When the procedure is over, the catheter is withdrawn and pressure will be applied at the site of application until any bleeding has subsided.A dressing will be placed over the incision and you will be monitored until the staff are happy for you to go home.

Possible Side-Effects

Many patients will feel highly anxious about the procedure even though it is relatively safe and should not cause too much discomfort. Because of this the doctor or nurse may offer you some sedation whilst the test is carried out. This sedation may cause ‘grogginess’ and dizziness and you will be unable to return home as quickly as those who do not receive the sedatives.

You may experience localised pain around the site of incision during and after the procedure; this will subside eventually.Bruising is normal to the site following the test, especially if you normally take medications designed to thin the blood.

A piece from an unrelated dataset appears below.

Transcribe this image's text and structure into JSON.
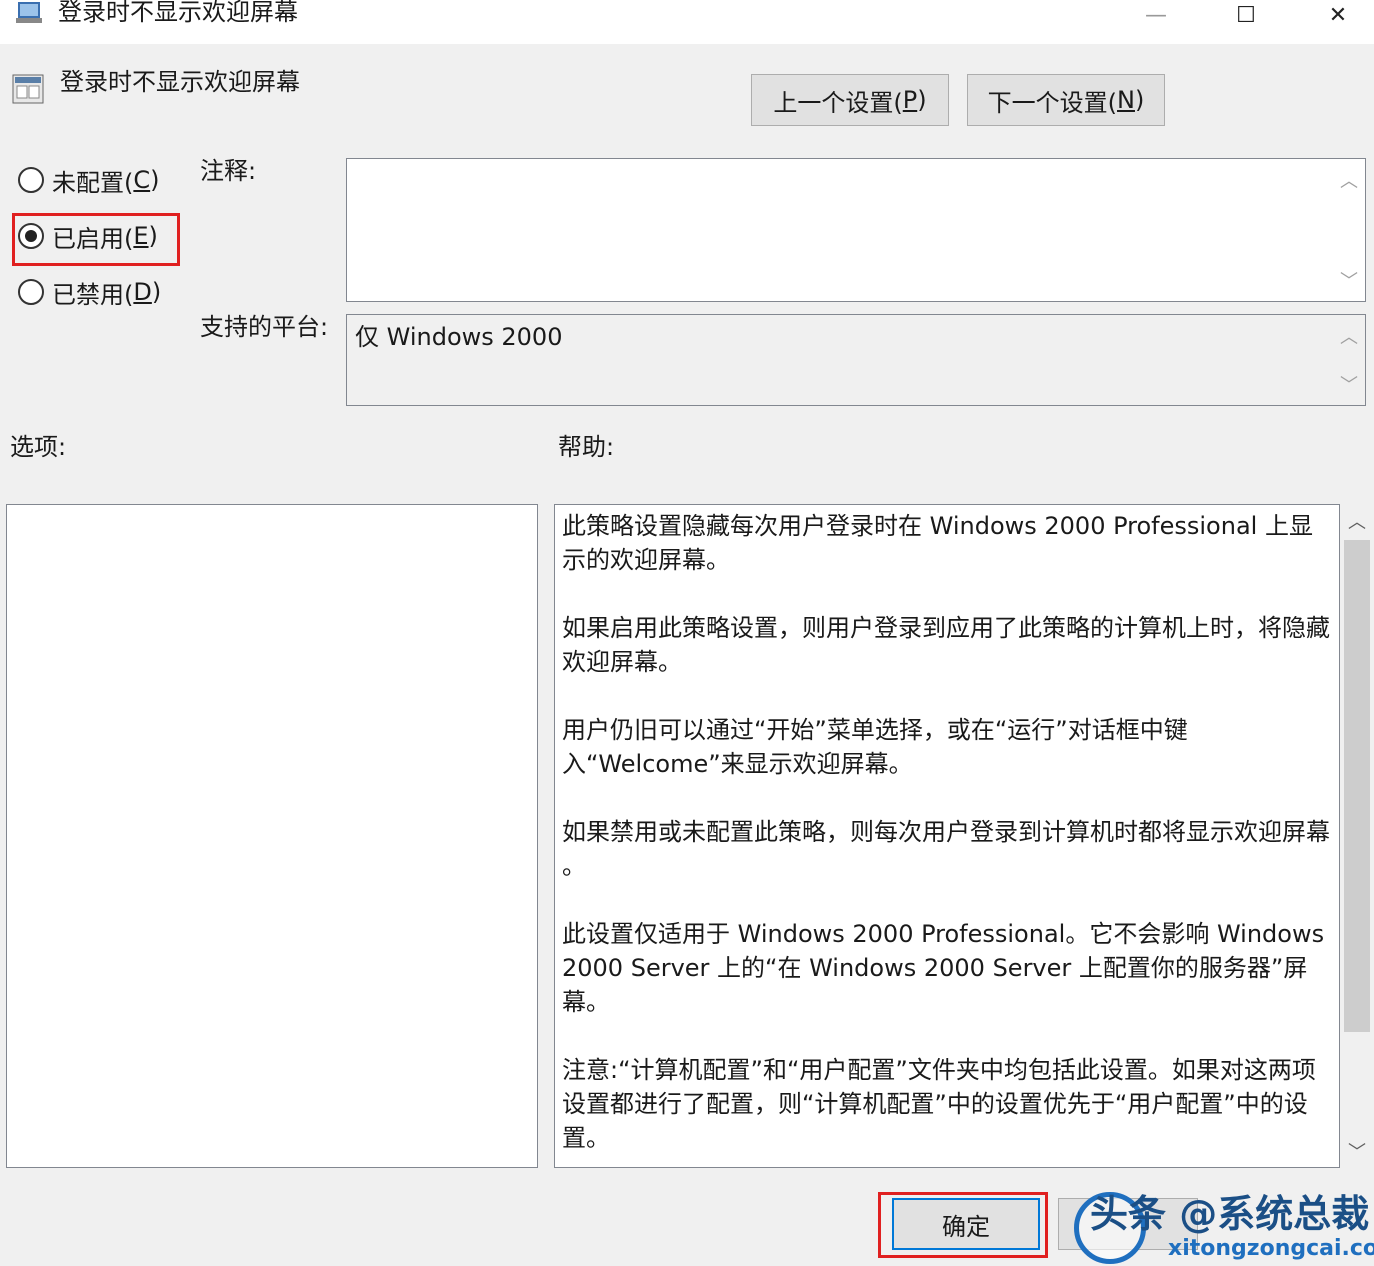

Allergic reactions to the dye, if used, have been recorded, though are rare. The staff will be monitoring your progress for signs of this and will treat if necessary.

Serious side effects are extremely rare but can include angina, heart attack, stroke or puncture of one of the vessels. Again staff will be monitoring you very closely for signs of these occurrences and will treat if needed.

Cardiac catheterisation is a very useful tool for achieving an accurate diagnosis of cardiac conditions. It can help the physicians plan the most appropriate treatment plan for your needs.